Democrats Hillary Rodham Clinton and Barack Obama drew sharp distinctions Thursday on Iraq, health care and immigration, facing off in their only one-on-one debate before a pivotal set of contests next week.
The last two Democrats standing agreed on two things: Either of them represents a stark change from President Bush, and one will be the nation's first woman or African-American president. But Clinton drew laughs with her pitch to succeed Bush.
"It did take a Clinton to clean (up) after the first Bush, and I think it might take another one to clean up after the second Bush," she said.
The rivals are trying to define each other for voters in 22 states from California to New York who take part in primaries and caucuses on Tuesday. Their race is close: Each has two major-state victories apiece, while Clinton also won "beauty contests" in Michigan and Florida that awarded no delegates.
The Iraq war was a flash point, as it has been since the campaign began in earnest last year. Obama reinforced a point he has made often: that he was against the war "from the beginning" and Clinton supported the invasion of Iraq with her 2002 vote to give Bush the authority to use military force.
Obama said he would make a stronger Democratic nominee in November because he offers "a clear contrast as somebody who never supported this war. The question is: Can we make an argument that this was a conceptually flawed mission from the start?"
Clinton said she did not believe a Republican nominee could use the Iraq war against either Democratic candidate. "I think the Democrats have a much better grasp of the reality of the situation," she said.
She stressed that her Iraq vote in 2002 was a "sincere vote based on my assessment at the time" and "was not authority for a pre-emptive war."
Both Democrats took shots at GOP front-runner John McCain, pointing out his support of Bush's plan to temporarily increase U.S. troops in Iraq. Clinton knocked the Arizona senator for calling her plan to withdraw troops "surrender." Obama criticized him for wanting to make permanent tax cuts Bush supported in 2001 and 2003, after initially voting against them.
In one of their most pointed exchanges, Obama charged that Clinton was being "political" as she provided "a number of different answers" over time on whether illegal immigrants should be allowed to have driver's licenses.

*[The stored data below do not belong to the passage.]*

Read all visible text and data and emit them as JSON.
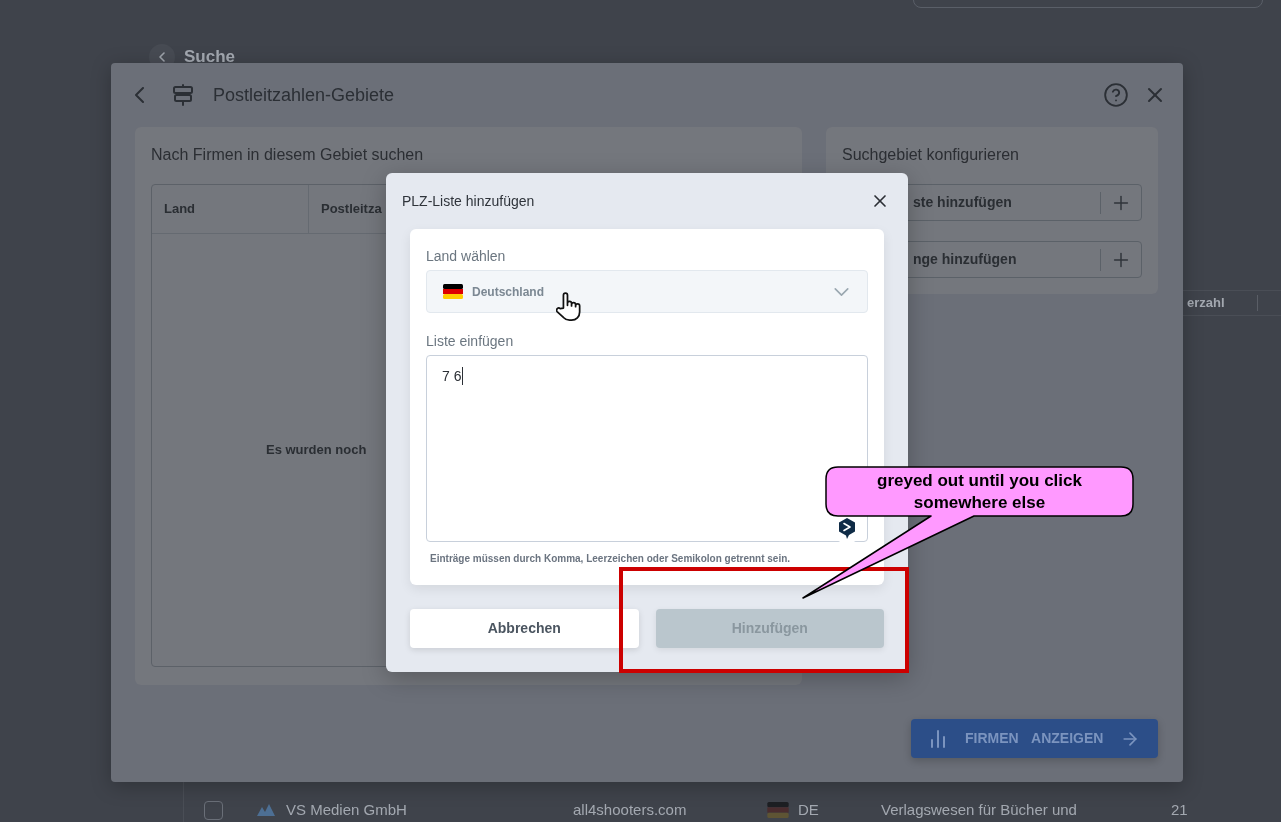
{
  "page": {
    "heading": "Suche",
    "column_header": "erzahl",
    "row": {
      "checked": false,
      "company": "VS Medien GmbH",
      "website": "all4shooters.com",
      "country": "DE",
      "industry": "Verlagswesen für Bücher und",
      "count": "21"
    }
  },
  "modal": {
    "title": "Postleitzahlen-Gebiete",
    "results": {
      "title": "Nach Firmen in diesem Gebiet suchen",
      "columns": [
        "Land",
        "Postleitza"
      ],
      "empty_text": "Es wurden noch"
    },
    "configure": {
      "title": "Suchgebiet konfigurieren",
      "actions": [
        "ste hinzufügen",
        "nge hinzufügen"
      ]
    },
    "submit": "FIRMEN ANZEIGEN"
  },
  "dialog": {
    "title": "PLZ-Liste hinzufügen",
    "country_label": "Land wählen",
    "country": "Deutschland",
    "list_label": "Liste einfügen",
    "list_value": "7 6",
    "hint": "Einträge müssen durch Komma, Leerzeichen oder Semikolon getrennt sein.",
    "buttons": [
      {
        "label": "Abbrechen",
        "kind": "secondary",
        "disabled": false
      },
      {
        "label": "Hinzufügen",
        "kind": "primary",
        "disabled": true
      }
    ]
  },
  "annotation": {
    "text": "greyed out until you click somewhere else"
  }
}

Clinton was criticized by rivals in both parties in November for being non-committal on such a plan by New York Gov. Eliot Spitzer. She announced her opposition only after Spitzer withdrew the proposal.
On Thursday, Clinton said she believed allowing illegal immigrants to obtain driver's licenses is "inappropriate" and puts people at risk. The New York senator said that at one time Obama had refused to take a position on the issue.
As she has throughout the campaign, Clinton challenged Obama as being too inexperienced to be president "from Day One," using a phrase that has been one of her signatures. Obama shot back later, saying "it's important to be right on Day One."
Thursday's event was a departure from the Democratic debate in South Carolina last week, which was angrier and, at times, personal. Some of that strain was sparked by former president Bill Clinton's aggressive support of his wife on the campaign trail, including some sharp blows at Obama.
Asked whether she could control her husband if she were elected, Clinton said she and Obama both "have very passionate spouses … who promote and defend us at every turn." Clinton said her husband would not run her campaign or her presidency. "It's my name that is on the ballot, and it will be my responsibility as president."
The debate, held at the Kodak Theatre where the Academy Awards are handed out, attracted a host of celebrities. Among the Clinton supporters: directors Steven Spielberg and Rob Reiner and actress Diane Keaton. Actress Alfre Woodard and entertainment mogul David Geffen were among the Obama backers.
The debate was sponsored by CNN, Politico and the Los Angeles Times.